"The One with Ross and Monica's Cousin" is the nineteenth episode of Friends seventh season. It first aired on the NBC network in the United States on April 19, 2001.

The Daily Beast included the episode in their list of 15 Times 'Friends' Was Really, Really Weird, due to Ross' crush on his cousin.

Plot
Joey auditions for a big movie role which requires him to appear naked. A problem arrives, however, when the part calls for an uncircumcised man. Monica helps Joey try to get the part by making replicas of things on the outside of the body using various meats and silly putty. Joey goes to his audition, which goes well until a part of the replica falls off, horrifying the director and casting director.
 
Rachel and Phoebe plan Monica's bridal shower at the last minute. The two had completely forgotten until Monica reminds them, so are left to make quick decisions for a party within two days. Arbitrarily calling people from Monica's address book Phoebe takes from her purse results in a weird crowd neither of them knows and they both forget to invite the bride. When Monica arrives, she accidentally bad mouths the guests under the belief that they left before she arrived.
 
Ross and Monica's cousin, Cassie, visits, and Chandler becomes attracted to her. As a result, she moves from Monica's to Ross' apartment. Unfortunately, Ross gets smitten by her looks as well. When he and Cassie are watching a movie together, Ross gets the impression that Cassie wants to have sex with him, so he reaches out to kiss her. Horrified, she storms out of the apartment. Cassie finally stays at Phoebe's, but she is smitten by her looks as well.

Reception
Sam Ashurst from Digital Spy ranked the episode #148 on their ranking of the 236 Friends episodes, writing that it had an "amusing twist ending".
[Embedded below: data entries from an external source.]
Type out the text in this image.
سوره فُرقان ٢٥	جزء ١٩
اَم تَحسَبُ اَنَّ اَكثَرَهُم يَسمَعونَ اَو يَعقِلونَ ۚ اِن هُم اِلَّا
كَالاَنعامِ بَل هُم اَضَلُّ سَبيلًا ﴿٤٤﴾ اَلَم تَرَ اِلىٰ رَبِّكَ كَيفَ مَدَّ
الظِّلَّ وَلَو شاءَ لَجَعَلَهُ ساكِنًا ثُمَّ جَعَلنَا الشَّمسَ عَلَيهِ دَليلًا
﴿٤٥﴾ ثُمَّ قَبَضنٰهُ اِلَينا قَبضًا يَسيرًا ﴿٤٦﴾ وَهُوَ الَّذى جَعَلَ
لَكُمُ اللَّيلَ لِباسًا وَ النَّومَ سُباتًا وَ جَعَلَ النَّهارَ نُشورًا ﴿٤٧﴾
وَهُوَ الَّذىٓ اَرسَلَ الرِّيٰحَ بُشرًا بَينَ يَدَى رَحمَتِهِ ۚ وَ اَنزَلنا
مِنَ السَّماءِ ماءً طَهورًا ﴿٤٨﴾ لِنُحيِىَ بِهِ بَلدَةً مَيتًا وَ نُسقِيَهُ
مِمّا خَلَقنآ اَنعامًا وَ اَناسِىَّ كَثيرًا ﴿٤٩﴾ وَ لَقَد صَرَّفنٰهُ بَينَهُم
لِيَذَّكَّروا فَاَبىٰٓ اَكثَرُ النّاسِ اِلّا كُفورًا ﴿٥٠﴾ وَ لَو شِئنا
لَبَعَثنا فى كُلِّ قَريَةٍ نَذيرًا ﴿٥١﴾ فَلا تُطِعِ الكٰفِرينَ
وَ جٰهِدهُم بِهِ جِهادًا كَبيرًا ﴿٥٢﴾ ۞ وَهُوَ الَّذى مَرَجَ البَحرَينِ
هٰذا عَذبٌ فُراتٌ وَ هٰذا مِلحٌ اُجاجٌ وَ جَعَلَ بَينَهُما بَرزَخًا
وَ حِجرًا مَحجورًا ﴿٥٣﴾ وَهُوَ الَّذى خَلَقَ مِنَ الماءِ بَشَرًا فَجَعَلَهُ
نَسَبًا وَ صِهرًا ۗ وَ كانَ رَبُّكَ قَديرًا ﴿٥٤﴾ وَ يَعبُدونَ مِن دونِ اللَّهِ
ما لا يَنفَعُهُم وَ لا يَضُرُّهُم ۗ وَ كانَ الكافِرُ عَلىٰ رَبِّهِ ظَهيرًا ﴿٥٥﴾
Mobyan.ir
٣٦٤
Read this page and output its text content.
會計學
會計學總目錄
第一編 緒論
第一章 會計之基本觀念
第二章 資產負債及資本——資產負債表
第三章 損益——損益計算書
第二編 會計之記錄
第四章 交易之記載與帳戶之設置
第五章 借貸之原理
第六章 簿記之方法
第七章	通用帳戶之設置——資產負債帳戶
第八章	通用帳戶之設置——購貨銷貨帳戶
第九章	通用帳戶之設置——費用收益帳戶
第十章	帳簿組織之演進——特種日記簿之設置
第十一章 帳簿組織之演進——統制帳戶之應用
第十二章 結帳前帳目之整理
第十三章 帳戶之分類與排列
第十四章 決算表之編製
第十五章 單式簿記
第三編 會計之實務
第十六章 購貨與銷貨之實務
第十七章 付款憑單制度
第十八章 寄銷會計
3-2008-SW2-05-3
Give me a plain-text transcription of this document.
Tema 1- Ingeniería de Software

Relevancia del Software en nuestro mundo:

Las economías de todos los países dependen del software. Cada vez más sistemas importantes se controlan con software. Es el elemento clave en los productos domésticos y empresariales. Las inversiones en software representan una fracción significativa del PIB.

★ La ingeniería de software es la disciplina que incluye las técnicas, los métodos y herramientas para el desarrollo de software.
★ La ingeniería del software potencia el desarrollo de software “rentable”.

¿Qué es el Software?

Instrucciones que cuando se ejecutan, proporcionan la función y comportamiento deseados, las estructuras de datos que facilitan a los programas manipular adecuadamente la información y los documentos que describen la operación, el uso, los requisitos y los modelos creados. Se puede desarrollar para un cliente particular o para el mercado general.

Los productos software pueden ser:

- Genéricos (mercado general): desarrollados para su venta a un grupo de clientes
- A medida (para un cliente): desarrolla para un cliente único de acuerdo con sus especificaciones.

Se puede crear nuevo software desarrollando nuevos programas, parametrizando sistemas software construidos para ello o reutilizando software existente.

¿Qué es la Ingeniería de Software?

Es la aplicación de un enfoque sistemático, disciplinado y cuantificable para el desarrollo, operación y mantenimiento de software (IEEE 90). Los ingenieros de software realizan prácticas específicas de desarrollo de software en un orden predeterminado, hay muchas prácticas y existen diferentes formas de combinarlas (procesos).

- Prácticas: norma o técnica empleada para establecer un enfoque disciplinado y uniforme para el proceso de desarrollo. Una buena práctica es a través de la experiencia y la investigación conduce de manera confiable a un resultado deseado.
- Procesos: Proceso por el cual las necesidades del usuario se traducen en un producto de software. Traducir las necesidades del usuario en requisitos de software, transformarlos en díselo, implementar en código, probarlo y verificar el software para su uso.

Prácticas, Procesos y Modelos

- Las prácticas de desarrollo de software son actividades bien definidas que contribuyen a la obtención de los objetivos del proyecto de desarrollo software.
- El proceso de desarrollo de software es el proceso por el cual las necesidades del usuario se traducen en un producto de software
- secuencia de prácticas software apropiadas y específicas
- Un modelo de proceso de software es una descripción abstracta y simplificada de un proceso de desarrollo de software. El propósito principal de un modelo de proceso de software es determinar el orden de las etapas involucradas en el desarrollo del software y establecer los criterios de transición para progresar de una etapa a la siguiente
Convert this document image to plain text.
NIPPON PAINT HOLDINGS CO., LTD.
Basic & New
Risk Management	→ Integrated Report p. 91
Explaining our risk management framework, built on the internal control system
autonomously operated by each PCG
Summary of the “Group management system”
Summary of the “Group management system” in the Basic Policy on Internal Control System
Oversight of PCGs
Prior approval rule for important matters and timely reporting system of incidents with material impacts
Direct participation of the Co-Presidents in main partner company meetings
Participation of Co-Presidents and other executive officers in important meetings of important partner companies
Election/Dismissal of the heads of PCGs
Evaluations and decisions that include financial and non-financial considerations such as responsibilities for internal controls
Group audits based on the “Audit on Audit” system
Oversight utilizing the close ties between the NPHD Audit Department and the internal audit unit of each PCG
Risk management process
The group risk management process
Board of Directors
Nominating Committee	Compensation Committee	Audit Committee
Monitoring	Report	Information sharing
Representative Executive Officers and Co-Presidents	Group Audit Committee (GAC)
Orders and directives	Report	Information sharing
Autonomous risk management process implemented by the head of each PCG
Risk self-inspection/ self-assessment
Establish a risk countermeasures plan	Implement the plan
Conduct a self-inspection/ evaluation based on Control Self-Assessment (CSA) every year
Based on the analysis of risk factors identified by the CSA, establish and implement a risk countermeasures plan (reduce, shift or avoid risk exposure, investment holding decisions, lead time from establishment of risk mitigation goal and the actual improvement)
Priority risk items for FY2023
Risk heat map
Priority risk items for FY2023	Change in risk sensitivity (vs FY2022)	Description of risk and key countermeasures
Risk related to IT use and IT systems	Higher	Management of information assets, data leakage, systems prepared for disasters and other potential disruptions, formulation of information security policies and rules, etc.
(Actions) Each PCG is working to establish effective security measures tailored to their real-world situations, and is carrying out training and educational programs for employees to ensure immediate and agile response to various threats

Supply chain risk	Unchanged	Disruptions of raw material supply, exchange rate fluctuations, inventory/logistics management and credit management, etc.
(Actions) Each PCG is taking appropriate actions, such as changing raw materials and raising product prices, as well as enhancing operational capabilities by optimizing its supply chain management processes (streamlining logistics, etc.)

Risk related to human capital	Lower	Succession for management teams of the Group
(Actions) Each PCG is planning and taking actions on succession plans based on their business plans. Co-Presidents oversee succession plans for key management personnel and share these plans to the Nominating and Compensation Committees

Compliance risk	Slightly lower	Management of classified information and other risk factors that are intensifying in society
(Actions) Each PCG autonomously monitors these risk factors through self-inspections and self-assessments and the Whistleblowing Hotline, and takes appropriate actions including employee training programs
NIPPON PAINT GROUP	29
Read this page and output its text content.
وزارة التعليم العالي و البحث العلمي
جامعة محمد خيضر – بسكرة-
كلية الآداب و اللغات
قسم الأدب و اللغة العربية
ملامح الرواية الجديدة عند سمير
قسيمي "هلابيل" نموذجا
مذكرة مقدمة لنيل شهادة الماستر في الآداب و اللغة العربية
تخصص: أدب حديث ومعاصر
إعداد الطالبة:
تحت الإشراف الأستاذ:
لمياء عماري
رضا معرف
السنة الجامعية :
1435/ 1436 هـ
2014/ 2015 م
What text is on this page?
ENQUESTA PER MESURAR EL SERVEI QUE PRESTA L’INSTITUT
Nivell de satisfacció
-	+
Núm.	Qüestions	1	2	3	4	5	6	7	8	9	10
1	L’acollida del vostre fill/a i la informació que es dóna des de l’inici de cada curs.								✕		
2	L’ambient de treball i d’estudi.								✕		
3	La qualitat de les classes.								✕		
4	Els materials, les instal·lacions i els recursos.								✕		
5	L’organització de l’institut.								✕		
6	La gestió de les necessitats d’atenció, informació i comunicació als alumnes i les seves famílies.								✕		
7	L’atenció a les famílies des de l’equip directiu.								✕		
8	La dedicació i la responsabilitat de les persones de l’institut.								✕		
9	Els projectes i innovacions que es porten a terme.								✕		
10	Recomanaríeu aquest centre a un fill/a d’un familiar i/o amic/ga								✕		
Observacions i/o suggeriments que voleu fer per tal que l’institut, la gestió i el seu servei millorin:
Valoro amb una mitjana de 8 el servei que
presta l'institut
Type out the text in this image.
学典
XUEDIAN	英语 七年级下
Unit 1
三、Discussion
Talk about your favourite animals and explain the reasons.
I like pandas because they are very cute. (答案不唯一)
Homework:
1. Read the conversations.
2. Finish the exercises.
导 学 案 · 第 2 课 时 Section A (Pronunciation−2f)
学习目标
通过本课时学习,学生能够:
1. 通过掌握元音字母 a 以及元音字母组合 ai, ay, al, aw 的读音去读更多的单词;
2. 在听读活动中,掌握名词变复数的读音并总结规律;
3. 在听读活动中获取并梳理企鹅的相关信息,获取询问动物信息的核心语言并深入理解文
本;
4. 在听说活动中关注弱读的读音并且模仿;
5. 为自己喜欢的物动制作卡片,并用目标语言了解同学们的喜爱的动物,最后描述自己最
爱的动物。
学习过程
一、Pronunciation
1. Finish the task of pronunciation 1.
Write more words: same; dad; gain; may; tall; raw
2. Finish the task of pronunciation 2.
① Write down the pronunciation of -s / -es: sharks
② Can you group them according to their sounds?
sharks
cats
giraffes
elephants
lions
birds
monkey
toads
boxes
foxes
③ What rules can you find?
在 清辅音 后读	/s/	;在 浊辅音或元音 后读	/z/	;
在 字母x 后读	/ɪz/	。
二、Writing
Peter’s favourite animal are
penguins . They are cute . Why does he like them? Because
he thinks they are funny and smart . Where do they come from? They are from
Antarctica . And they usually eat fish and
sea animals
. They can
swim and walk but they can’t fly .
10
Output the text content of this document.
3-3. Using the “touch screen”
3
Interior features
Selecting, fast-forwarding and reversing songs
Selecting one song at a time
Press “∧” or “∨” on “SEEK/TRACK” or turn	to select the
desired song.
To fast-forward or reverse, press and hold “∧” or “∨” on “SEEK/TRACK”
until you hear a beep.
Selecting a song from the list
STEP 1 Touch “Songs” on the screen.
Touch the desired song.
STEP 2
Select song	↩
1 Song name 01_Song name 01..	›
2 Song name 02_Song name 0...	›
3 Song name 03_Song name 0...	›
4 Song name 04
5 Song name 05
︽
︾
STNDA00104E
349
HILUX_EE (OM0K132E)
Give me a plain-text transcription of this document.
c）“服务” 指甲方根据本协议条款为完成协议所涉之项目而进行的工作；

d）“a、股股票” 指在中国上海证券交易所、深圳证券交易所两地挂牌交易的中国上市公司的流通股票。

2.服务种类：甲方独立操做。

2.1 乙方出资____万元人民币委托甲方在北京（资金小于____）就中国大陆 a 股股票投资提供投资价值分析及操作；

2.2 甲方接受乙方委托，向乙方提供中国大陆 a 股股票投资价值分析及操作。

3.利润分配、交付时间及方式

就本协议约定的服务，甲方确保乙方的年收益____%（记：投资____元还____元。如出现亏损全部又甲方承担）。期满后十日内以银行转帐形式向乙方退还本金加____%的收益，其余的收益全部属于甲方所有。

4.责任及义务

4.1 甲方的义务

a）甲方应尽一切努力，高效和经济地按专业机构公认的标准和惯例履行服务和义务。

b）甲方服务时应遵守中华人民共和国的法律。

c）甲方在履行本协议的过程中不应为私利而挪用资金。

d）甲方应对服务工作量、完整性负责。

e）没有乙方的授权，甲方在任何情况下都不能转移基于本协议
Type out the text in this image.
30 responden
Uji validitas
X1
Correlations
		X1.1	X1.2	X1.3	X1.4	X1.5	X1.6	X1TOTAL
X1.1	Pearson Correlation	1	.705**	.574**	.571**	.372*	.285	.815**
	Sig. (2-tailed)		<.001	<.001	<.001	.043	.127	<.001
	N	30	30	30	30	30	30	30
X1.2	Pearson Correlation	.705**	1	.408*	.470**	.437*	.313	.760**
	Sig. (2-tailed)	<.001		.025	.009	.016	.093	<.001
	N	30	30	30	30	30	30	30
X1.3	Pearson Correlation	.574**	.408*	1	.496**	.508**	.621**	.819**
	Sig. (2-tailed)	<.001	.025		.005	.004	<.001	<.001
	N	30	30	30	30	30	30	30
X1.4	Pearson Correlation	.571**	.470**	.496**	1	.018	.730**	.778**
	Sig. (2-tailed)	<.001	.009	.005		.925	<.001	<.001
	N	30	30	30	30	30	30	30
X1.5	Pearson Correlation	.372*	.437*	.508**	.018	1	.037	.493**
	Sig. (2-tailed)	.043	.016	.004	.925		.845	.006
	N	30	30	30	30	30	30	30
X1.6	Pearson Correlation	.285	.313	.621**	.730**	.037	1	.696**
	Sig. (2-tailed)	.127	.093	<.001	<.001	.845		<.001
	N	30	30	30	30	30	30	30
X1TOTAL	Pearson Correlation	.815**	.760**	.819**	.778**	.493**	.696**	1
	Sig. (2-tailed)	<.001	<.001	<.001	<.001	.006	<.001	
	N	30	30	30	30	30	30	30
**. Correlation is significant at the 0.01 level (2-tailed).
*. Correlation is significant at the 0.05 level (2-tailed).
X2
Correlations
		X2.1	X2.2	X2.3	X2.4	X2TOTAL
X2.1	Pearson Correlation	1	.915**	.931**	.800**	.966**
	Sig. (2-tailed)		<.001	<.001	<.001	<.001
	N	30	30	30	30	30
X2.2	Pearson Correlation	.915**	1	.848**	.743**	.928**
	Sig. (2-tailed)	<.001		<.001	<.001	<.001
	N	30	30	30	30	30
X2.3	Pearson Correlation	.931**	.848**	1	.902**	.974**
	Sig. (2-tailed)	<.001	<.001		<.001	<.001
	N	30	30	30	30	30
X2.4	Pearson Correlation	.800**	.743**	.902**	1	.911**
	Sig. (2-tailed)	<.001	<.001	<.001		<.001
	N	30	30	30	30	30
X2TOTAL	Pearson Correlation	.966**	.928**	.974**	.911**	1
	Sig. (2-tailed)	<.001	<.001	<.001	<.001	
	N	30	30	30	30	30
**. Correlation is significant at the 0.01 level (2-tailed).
The Independent writer Clémence Michallon ranked the episode #206 on their ranking of the 236 Friends episodes.

CollegeHumor writer Willie Muse had a negative opinion on "The One with Ross and Monica's Cousin", due to him considering Ross' move on his cousin to be one of the worst things he ever did.

Grantland writer Sam Hockley-Smith thought that the show jumped the shark with this episode, as he considered Ross' crush on his cousin to be one of his most embarrassing moments.